Nelson, a former chief of the Roseau River First Nation and an vocal critic of the federal government's approach to aboriginal affairs, was elected as the SCO's grand chief by the organization's member chiefs on Thursday.

The new grand chief told CBC News he's not interested in working with any level of government, and it's the private sector he wants First Nations to team up with.

'Love him or hate him, I believe Terry will probably shake it up a little bit.' - Long Plain First Nation Chief Dennis Meeches

"If we don't have money, we're not getting anywhere. So the first priority is to make sure that own-source revenues is there and that we don't have to be dependent on government," Nelson said Thursday.

Nelson said in addition to the urban reserves, he plans to establish eight to 11 rural reserves in southern Manitoba.

Other priorities he identified include dealing with unemployment and the number of aboriginal children in care.

He replaces Murray Clearsky, who was removed from office in October after allegations surfaced that he had withdrawn funds from SCO's account for personal use during a trip to Minnesota.

Nelson has been an outspoken and controversial figure: for example, he compared aboriginal reserves to "concentration camps" during an interview on Iranian television in 2012.

In 2011, a federal audit of the Roseau River First Nation's finances found that millions of dollars may have been misused or misspent.

Many of the concerns raised in the audit stemmed from Nelson's time as the band's chief.
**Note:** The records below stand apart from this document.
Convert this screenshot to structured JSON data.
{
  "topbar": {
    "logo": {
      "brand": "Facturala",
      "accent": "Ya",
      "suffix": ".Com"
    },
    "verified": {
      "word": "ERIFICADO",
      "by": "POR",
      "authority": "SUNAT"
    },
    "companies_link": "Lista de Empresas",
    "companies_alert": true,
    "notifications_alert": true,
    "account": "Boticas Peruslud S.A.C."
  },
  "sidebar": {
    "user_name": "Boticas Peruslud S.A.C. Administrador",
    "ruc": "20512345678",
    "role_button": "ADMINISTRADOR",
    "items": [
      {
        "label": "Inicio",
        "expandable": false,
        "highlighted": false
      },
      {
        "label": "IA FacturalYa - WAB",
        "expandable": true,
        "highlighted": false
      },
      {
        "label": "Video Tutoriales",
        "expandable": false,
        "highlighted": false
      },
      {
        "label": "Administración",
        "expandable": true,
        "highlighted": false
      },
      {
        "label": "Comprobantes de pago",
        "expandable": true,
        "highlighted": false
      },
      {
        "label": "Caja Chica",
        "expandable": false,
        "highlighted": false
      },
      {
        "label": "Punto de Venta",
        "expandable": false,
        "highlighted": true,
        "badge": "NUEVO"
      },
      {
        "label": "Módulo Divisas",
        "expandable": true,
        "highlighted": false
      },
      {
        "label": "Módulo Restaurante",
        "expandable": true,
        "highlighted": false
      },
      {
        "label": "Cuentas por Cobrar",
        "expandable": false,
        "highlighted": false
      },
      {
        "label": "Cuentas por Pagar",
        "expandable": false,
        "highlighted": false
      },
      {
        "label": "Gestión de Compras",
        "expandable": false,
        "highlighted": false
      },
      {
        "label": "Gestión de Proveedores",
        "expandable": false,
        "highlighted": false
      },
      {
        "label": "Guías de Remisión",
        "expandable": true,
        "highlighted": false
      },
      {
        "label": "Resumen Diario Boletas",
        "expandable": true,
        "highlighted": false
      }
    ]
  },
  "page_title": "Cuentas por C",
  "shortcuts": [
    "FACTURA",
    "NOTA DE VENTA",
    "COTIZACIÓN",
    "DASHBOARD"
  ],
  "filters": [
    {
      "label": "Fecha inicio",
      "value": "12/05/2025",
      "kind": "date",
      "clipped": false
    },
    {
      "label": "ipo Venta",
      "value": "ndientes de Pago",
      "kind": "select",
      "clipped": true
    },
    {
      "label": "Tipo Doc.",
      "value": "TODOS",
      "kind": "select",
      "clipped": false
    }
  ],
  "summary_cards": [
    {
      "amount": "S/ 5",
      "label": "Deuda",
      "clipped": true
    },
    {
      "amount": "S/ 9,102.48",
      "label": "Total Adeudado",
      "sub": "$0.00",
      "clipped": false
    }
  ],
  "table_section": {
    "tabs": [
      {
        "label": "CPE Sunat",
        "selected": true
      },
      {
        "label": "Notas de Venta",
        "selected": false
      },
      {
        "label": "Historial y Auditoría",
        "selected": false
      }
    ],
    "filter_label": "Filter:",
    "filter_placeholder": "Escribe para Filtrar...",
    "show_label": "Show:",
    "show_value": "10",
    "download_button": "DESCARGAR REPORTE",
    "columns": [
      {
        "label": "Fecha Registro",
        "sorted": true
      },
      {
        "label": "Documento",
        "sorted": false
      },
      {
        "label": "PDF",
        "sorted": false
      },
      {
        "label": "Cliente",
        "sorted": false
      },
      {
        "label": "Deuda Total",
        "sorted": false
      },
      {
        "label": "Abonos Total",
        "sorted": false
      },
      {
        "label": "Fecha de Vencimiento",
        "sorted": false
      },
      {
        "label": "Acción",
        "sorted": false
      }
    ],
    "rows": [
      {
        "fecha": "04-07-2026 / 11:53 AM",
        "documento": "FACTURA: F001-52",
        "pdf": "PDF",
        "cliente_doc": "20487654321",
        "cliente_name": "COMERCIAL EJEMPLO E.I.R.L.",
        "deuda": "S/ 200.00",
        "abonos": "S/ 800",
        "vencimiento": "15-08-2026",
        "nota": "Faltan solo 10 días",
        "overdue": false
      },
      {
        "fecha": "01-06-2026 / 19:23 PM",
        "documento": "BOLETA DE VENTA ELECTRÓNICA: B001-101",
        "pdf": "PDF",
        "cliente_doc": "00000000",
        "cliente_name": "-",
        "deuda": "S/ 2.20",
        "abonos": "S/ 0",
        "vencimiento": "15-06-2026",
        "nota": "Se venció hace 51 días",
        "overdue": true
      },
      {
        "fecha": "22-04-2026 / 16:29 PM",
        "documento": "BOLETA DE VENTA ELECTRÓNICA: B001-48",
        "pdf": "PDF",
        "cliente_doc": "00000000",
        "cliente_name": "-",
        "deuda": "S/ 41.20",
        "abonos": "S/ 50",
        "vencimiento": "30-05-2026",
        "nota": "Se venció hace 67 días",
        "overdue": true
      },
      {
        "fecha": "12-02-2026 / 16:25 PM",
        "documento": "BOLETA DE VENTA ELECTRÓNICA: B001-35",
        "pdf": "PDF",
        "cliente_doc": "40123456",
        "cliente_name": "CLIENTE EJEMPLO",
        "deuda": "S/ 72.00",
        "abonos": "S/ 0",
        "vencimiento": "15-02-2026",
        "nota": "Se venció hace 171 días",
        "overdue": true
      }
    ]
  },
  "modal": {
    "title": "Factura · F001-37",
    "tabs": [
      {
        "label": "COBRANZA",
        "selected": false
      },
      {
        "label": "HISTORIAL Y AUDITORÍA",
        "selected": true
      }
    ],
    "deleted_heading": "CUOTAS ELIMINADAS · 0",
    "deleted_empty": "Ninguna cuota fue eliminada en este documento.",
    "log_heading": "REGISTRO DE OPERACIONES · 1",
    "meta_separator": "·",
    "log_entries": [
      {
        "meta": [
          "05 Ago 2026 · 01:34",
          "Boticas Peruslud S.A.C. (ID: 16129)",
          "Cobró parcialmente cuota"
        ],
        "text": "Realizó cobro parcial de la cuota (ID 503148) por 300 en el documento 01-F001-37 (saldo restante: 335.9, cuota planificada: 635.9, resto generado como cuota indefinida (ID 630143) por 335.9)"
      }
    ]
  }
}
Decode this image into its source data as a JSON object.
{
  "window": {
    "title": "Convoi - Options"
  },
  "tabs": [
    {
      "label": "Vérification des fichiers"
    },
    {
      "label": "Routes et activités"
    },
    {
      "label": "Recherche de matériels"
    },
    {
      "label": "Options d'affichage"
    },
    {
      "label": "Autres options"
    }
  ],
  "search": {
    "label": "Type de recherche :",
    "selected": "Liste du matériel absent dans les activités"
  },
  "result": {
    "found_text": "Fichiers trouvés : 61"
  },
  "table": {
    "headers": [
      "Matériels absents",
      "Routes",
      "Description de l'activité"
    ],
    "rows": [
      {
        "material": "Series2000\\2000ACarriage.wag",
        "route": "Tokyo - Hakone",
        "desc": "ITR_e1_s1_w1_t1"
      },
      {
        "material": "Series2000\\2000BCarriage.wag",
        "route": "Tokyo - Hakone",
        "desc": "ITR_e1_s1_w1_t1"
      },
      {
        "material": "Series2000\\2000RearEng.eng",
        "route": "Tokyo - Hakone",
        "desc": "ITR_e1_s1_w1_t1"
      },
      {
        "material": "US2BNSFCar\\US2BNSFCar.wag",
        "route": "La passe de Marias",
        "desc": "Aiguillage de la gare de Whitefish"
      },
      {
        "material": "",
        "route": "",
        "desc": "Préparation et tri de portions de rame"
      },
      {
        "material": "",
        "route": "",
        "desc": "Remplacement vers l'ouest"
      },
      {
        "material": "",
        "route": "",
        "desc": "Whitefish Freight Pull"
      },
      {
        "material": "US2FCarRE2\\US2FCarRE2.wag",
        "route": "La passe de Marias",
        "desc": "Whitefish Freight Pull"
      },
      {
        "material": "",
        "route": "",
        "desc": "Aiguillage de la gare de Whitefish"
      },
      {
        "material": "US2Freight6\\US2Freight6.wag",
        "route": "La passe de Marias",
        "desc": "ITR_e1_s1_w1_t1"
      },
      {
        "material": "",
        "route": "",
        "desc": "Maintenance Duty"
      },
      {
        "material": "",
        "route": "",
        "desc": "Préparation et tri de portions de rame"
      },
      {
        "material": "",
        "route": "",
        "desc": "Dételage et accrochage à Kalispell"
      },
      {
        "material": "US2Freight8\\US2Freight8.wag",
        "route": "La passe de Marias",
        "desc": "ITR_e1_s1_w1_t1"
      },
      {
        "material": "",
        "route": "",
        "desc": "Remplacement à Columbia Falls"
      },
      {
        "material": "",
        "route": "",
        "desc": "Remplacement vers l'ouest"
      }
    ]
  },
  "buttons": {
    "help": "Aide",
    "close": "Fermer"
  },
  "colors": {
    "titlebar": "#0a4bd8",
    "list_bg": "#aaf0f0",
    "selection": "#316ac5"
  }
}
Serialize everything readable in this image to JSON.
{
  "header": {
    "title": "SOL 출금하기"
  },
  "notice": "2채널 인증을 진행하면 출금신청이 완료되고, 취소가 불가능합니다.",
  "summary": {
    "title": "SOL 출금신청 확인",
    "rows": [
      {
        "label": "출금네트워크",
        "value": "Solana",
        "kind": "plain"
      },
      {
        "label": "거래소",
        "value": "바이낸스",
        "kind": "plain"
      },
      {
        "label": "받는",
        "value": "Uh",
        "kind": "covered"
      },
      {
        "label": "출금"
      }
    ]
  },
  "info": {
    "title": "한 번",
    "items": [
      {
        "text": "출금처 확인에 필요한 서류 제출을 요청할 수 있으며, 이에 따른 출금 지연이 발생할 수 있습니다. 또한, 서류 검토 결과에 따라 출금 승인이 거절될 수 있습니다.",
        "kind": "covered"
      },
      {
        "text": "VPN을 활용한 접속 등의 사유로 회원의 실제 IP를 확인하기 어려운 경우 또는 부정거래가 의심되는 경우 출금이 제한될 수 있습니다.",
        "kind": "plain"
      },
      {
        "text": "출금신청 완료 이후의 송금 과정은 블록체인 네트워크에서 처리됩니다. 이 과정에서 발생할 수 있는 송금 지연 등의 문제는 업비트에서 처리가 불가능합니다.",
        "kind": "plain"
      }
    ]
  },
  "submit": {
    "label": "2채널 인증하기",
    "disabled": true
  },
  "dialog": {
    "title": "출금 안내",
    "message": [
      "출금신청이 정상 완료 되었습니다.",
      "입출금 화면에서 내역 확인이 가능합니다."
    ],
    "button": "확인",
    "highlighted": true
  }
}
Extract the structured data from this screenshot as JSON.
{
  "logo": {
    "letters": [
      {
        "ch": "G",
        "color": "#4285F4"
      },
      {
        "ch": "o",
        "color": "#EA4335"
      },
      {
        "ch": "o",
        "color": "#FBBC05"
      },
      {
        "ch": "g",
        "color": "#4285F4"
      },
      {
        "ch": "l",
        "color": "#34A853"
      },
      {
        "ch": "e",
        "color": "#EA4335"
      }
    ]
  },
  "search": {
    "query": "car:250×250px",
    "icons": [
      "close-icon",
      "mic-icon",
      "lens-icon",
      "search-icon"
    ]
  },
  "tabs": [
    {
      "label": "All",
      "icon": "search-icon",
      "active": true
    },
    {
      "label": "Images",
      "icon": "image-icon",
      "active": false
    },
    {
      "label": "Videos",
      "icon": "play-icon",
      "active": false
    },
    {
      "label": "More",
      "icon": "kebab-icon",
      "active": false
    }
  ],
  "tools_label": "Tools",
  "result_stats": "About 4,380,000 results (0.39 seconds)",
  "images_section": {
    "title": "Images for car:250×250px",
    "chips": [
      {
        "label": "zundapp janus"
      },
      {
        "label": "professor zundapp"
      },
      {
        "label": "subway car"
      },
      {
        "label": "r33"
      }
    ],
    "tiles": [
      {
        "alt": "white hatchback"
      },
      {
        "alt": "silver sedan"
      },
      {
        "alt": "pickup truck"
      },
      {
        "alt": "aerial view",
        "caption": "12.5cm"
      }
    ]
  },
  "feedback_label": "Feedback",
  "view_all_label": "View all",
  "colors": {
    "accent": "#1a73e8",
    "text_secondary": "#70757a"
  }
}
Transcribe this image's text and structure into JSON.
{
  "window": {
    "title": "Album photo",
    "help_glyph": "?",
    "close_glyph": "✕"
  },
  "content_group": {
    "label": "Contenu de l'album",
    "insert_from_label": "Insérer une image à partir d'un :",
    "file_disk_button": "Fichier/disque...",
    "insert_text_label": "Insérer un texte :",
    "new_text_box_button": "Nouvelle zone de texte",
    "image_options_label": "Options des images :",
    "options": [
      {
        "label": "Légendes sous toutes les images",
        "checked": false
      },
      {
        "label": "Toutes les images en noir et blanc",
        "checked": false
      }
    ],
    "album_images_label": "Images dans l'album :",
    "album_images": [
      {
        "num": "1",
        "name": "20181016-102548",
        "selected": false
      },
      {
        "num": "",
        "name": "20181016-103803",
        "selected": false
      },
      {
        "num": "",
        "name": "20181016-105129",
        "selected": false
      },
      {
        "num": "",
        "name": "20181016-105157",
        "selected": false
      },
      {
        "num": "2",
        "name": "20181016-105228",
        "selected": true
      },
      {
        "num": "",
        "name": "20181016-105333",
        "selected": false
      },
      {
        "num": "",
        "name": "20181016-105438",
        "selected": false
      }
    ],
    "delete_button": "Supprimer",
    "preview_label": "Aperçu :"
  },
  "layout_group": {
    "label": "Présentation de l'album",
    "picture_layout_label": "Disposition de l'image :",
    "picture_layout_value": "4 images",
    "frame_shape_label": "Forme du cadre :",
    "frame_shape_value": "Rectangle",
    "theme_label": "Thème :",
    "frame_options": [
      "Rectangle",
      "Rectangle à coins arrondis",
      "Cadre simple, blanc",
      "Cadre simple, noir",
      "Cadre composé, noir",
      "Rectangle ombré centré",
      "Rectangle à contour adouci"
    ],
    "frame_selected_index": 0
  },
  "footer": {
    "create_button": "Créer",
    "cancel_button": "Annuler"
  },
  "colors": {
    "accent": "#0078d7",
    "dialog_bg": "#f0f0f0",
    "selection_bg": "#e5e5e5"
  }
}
Nelson acknowledged that he is responsible for financial irregularities in Roseau River in 2011 because he was the chief at the time, but he denies mismanaging funds.

Long Plain First Nation Chief Dennis Meeches says he's not surprised to hear that Nelson, a controversial figure, has been chosen to head up the SCO.

"I think that First Nations people are very very frustrated with the current federal government — their policies, their cutbacks," Meeches said.

"There's a lot of challenges that we face, and love him or hate him, I believe Terry will probably shake it up a little bit."

In particular, Nelson may be able to resolve issues that have kept some First Nations members displaced since the flood of 2011, said Meeches.